渡仏してから数年後の高校生時代、ハーフやこっち育ちの日本人などの友達が多かった時期の事。
ある日、「なぁなぁ、かな子(仮名)とよし子(仮名)って知ってるー?」と聞かれる。
「姉妹やねんけど」
「え、知らへんなぁ」
「え、二人は〇〇(私)の事知ってはるで」
「えー、なんかの間違いやろー」
なんのこっちゃと思うが、友達が知り合いである事を裏付ける情報を色々出してくる。
「二人とも日本の××にいはって、去年パリ来てんけど、△△で、※は〇で・・・」
(あれ~、確かにそれやったら知ってるはずやなぁ・・・誰やろ・・・)
そこからさらに少ししてから、またその姉妹の話題になる。
そこで、ハッとする。
「待って、それ、ソフィー(仮名)とジュリー(仮名)ちゃうの???」
「あ、そうそう、フランス名はそれやったかもー」
なるほどなるほど、そりゃ名前違ってたらすぐには分からへんわ。
と、納得すると同時に、若かった当時の私は少し衝撃だったのを覚えている。
私は、ハーフとして日本では日本人でありたかったし、フランスではフランス人でありたいと思って来ていてた。
そして幸いなことに、日本ではハーフである事で特別扱いされる事はあまりなかったし、フランスでも毎夏親戚と遊ぶ時、もちろん「日本の親戚」というレッテルはあったが、ただただ従兄妹と楽しく遊ぶだけの夏を過ごせていた。

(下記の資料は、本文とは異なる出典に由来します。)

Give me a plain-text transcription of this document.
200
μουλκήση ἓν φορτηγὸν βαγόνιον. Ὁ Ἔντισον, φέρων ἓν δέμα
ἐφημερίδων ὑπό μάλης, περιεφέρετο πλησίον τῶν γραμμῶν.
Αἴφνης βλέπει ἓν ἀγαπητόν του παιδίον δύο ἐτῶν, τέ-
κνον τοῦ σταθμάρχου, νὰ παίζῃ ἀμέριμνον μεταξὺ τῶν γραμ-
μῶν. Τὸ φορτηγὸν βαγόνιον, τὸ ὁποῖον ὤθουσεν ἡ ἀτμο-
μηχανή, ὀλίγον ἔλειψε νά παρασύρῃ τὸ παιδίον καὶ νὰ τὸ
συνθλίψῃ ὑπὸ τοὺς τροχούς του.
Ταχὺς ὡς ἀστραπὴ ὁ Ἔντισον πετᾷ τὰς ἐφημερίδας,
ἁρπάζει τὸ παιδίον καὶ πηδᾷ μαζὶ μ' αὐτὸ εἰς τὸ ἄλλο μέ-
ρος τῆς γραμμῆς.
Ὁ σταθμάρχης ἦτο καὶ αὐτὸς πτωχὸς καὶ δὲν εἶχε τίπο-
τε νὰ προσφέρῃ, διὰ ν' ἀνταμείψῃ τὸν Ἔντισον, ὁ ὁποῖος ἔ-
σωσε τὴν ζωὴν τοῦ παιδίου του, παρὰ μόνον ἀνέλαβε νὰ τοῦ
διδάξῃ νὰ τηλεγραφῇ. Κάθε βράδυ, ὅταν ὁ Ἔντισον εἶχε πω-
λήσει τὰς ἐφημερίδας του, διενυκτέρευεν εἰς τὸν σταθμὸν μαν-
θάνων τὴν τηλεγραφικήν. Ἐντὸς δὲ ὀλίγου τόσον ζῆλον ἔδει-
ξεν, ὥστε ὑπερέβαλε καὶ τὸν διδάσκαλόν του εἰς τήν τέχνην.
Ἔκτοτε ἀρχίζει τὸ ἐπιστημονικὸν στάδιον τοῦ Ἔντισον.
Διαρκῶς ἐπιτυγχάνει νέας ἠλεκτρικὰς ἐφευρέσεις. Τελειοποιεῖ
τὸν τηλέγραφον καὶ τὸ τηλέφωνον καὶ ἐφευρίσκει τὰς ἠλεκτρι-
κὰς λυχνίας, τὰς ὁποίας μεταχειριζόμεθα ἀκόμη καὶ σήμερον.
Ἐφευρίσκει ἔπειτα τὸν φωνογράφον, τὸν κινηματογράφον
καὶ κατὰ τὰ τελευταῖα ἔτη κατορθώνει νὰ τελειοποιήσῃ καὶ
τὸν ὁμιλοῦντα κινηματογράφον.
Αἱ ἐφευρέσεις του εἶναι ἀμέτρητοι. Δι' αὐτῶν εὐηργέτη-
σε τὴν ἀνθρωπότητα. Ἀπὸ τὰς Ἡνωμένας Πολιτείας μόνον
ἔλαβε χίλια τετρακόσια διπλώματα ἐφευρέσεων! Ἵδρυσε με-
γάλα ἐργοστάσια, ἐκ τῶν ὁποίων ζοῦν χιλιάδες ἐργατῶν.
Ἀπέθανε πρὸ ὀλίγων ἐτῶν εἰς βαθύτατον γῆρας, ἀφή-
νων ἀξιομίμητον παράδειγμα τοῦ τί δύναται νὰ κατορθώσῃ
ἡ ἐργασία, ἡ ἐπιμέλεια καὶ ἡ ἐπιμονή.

でも、だから、わざわざ日本ではフランス名を使い、フランスで日本名を使う事の意味が分からなかった。
そんな事を大人になってからふと思い出し、ハーフ友達と話し合った時。
「まぁ、差別化やろ。個性出したいんやろ」
と言われる。
うーーーーーん。
そうなのかなぁ。
確かに、子供の私はとにかく目立ちたくなかったが、それは性格の問題ではある。
むしろ私を見て!と思う人は、マイナーな方の名前を好んで使うのだろうか。
もちろん、だからと言ってその姉妹が目立ちたがりな訳ではない。
親になんとなくそうしろと言われたのかもしれないし、あるいは日本が恋しいから?日本名を使う事にしたとか・・・色々、事情があるのかもしれない。
私や姉、旦那とその兄弟はハーフだが、皆「どっちの国でも通用する名前」だ。
だからか、当たり前のように、自分の子供にも「どっちの国でも~」な名前を付けた。
(二カ国ではなく言語も違う三カ国だったから少し苦労したが)
しかしハーフ仲間には、ファーストネームに住んでる国の名前、セカンドネームにもう片方の国の名前、な子も多かった。

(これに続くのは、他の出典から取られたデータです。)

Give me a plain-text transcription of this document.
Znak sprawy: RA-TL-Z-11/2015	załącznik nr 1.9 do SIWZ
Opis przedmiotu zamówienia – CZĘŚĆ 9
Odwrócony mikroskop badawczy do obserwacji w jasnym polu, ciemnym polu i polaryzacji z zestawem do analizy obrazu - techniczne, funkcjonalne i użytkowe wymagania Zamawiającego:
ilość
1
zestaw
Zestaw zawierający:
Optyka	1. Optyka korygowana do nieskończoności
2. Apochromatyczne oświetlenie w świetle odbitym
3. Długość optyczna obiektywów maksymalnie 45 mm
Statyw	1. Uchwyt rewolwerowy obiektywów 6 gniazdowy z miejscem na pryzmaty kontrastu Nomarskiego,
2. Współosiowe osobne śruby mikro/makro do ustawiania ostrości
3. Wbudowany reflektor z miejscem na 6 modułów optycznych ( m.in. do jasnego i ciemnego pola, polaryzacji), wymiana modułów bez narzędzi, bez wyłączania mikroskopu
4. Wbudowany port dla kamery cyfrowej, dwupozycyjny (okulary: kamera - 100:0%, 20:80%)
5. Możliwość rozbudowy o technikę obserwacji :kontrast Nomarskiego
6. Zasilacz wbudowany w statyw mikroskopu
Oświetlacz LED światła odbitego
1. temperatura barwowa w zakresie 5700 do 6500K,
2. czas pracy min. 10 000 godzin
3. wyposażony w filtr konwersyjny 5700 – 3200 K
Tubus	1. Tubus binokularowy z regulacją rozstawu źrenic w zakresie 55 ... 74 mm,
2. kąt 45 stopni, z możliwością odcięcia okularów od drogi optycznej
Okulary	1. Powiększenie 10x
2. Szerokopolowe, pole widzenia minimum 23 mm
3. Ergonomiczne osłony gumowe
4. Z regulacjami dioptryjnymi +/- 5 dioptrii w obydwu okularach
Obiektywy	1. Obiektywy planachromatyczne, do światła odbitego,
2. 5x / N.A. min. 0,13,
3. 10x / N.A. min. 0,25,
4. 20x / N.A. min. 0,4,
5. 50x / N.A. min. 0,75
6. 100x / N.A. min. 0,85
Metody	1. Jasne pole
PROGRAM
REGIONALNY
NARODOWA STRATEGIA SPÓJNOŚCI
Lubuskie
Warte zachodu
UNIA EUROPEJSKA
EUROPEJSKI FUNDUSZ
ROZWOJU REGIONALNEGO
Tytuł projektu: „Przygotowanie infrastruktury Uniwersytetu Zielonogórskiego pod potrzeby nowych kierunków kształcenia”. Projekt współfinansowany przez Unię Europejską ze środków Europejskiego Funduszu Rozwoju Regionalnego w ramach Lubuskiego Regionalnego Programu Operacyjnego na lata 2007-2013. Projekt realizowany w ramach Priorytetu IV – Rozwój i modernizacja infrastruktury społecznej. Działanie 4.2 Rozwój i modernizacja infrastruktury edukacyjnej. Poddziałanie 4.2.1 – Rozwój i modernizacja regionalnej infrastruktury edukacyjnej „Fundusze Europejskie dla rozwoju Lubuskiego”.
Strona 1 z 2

そして幼かった自分は、どうしても自分基準で、名前が二つ、特に平等に使われてる(例えばお父さんにソフィーと呼ばれお母さんにはとも子と呼ばれるなど)子の心情がものすごく謎だった。
「名前が二つあるってどんな気持ちなんやろう。名前によって二重人格とかにならへんのかなぁ。」と余計な心配をしていた事を記憶している。
どっちかの方が自分らしいから、もう片方で呼ばれると馴染まないとかないのかと気になっていた。
でも、選べるって利点も、あるのか・・・・
そう言えば、昔こっちで日本名とフランス名があって、フランス名が大嫌いだと言う子がいた。
だからもちろんみんな日本の名前でしか呼んでいなかったのだが。
(確かフランス名がセカンドネームだったが、書類等にその名前が書いてあるだけで嫌な気分になっていたらしい)
その子がある分野で日本で活動するようになってから、いつの間にかセカンドネームのフランス名で名乗るようになっていたのを知った時、思わず意地悪に脳内でツッコミを入れてしまった。
いやいや、あんだけ嫌ってたやんと。
でも、歳取って自分の名前と仲直りしたのかもしれない。
あるいは、覚えられるようにこっちにしろと強く勧められたのかもしれない。
あるいは、単純に目立ちたいから・・・であっても、別にいいじゃないかとも思う。
理由は人それぞれやろう。
仕事で便利、とかもあるのかもしれない。
あと単純に好きな組み合わせとか。
(滝川クリステルなんて、フランスと日本のフルネームを昔見たが、「滝川」に「クリステル」なんて、そりゃかっこいいわなんて思ってる。)
でも、なるほど、選べる自由かぁ。
自分の子供達にはもう名前はひとつと決めてしまってるし、一切後悔していないし、
自分も旦那も名前はひとつで良かったと思っているが。
今は、幼かったころの自分に、「いや、人生何があるかわからへんし、選べるのも悪くないで!」と教えてあげたい。